Yan Gao, a doctoral student in chemical and petroleum engineering, won a student travel award from the American Society of Rheology to travel to Portugal in August. The Society of Rheology is composed of physicists, chemists, biologists, engineers, and mathematicians interested in advancing and applying rheology, the study of how fluids flow. Gao will present her research at the International Congress of Rheology, which meets every four years and includes presentations by the top researchers in the field.
“Being selected to present at this conference is a good sign that our research is cutting edge,” Gao said. “It’s great to have this work receive this type of recognition.”
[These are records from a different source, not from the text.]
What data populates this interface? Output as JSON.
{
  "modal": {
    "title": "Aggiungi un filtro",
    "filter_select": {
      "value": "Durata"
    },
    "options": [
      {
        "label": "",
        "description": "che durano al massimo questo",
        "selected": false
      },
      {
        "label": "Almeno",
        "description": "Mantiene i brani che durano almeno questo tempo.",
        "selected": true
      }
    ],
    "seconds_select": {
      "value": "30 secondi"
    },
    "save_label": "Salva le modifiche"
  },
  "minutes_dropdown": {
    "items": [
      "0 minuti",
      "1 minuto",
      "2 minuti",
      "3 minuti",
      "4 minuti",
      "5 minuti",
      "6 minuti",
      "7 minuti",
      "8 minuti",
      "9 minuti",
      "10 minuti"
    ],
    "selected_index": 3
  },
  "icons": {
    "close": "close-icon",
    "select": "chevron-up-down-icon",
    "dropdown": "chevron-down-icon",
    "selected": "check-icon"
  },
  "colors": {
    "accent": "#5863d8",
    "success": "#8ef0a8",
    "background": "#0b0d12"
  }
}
Gao’s research is part of a collaboration between Chemical and Petroleum Engineering Assistant Professor Prajna Dhar’s Molecular Engineering group and KU’s Tertiary Oil Recovery Project (TORP), an organization established in 1974 to enhance industry techniques in recovering oil and gas from around the state. This includes returning to abandoned and believed-to-be tapped out reservoirs to use new methods to attempt to extract additional natural resources.
Gao’s research centers on two key substances – surfactants and nanoparticles. Surfactants are chemical substances present in all detergents and cleaning products, that both repel and dissolve water – a characteristic that makes it easier to dissolve oil and later collect when extracted from tiny pores deep in the bedrock. Nanoparticles are very tiny particles (smaller than the width of one human hair) that are increasingly being used in several applications in technology and medicine.
“If only a surfactant is injected into rock, as it travels through different particles, something could easily block it, or it could attach to something,” Gao said. “By using nanoparticles to entrap the surfactant, the substance can travel through very small pores without getting entangled along the way.”
The International Congress of Rheology is set for Aug. 5-10 in Lisbon, Portugal. Gao will be accompanied by her advisers, Dhar and Jenn-Tai Liang, professor of chemical and petroleum and director of KU’s Tertiary Oil Recovery Project.
“It’s very exciting for Yan, and it’s great for KU. Some of the most respected people in the field from around the world attend this conference,” Dhar said. “Yan is very motivated and dedicated to her research. This experience will give her a lot of confidence to go out there and present to so many people from so many different countries.”
Gao received her master’s degree from KU in 2011 and hopes to wrap up her research and earn her doctorate in chemical and petroleum engineering within the next two years.